Run before maven publish by default
vdshb opened this issue · 2 comments
I started using licensee on KMP-libraries development. In this scenario build task is not in the picture. Final step is publishing, not building. Publish tasks (maven-publish
plugin) are not depend on build task by default.
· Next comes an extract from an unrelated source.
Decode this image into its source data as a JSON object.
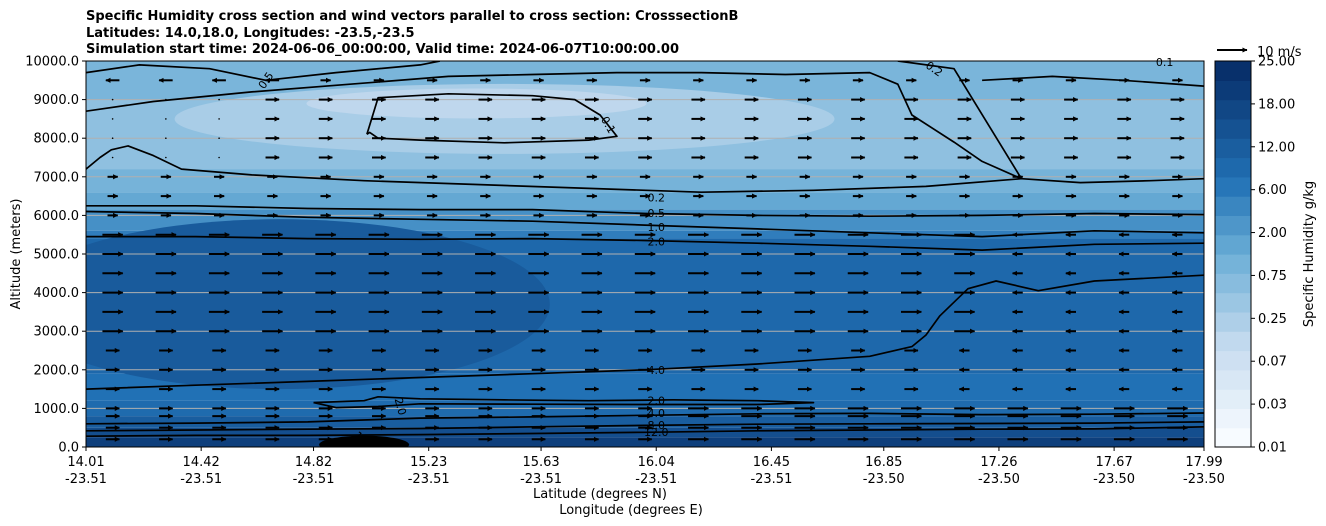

List of tasks for example:
> Task :compileKotlinWasm
> Task :wasmProcessResources
> Task :wasmMainClasses
> Task :kotlinNpmCachesSetup
> Task :wasmPackageJson
> Task :wasmPublicPackageJson
> Task :wasmJar
> Task :wasmSourcesJar
> Task :generateMetadataFileForWasmPublication
> Task :generatePomFileForWasmPublication
> Task :publishWasmPublicationToMavenLocal
What helped me to use licensee comfortably is adding:
// fail-fast on compile
tasks.withType<AbstractCompile> { // JVM-languages (Java, Kotlin, Scala, etc.)
dependsOn("licensee")
}
tasks.withType<AbstractKotlinCompile<*>> { // Kotlin JVM/JS/WASM
dependsOn("licensee")
}
tasks.withType<KotlinNativeCompile> { // Kotlin Native
dependsOn("licensee")
}
//fail on publication
tasks.withType<AbstractPublishToMaven> {
dependsOn("licensee")
}
It might be reasonable to add licensee before AbstractPublishToMaven
in tasks-chain by default.
Publishing relies on the assemble
task because it only requires the built binaries to work. Other examples of tasks that don't run when you only run publish tasks are the test tasks, code style tasks, etc. because those, like licensee, are added to the check
task.
Gradle will honor the order when multiple tasks are specified on the command line. So if you want all validation tasks to pass before publishing, I would consider running check publish
or build publish
. Since licensee does not produce any artifacts that are included in publishing this is the only way to guarantee it runs first (aside from manually adding a task dependency like you did).
Because publishing doesn't strictly rely on licensee I don't think it makes sense to explicitly add this dependency generally.
Publishing relies on the
assemble
task
As I can see publishing is not connected to assemble
task (directly) either. But the check
task is exactly what I need. Thanks for mentioning it and reasoning behind it! I've never used it, but it makes total sense. Now I wonder how I lived without it.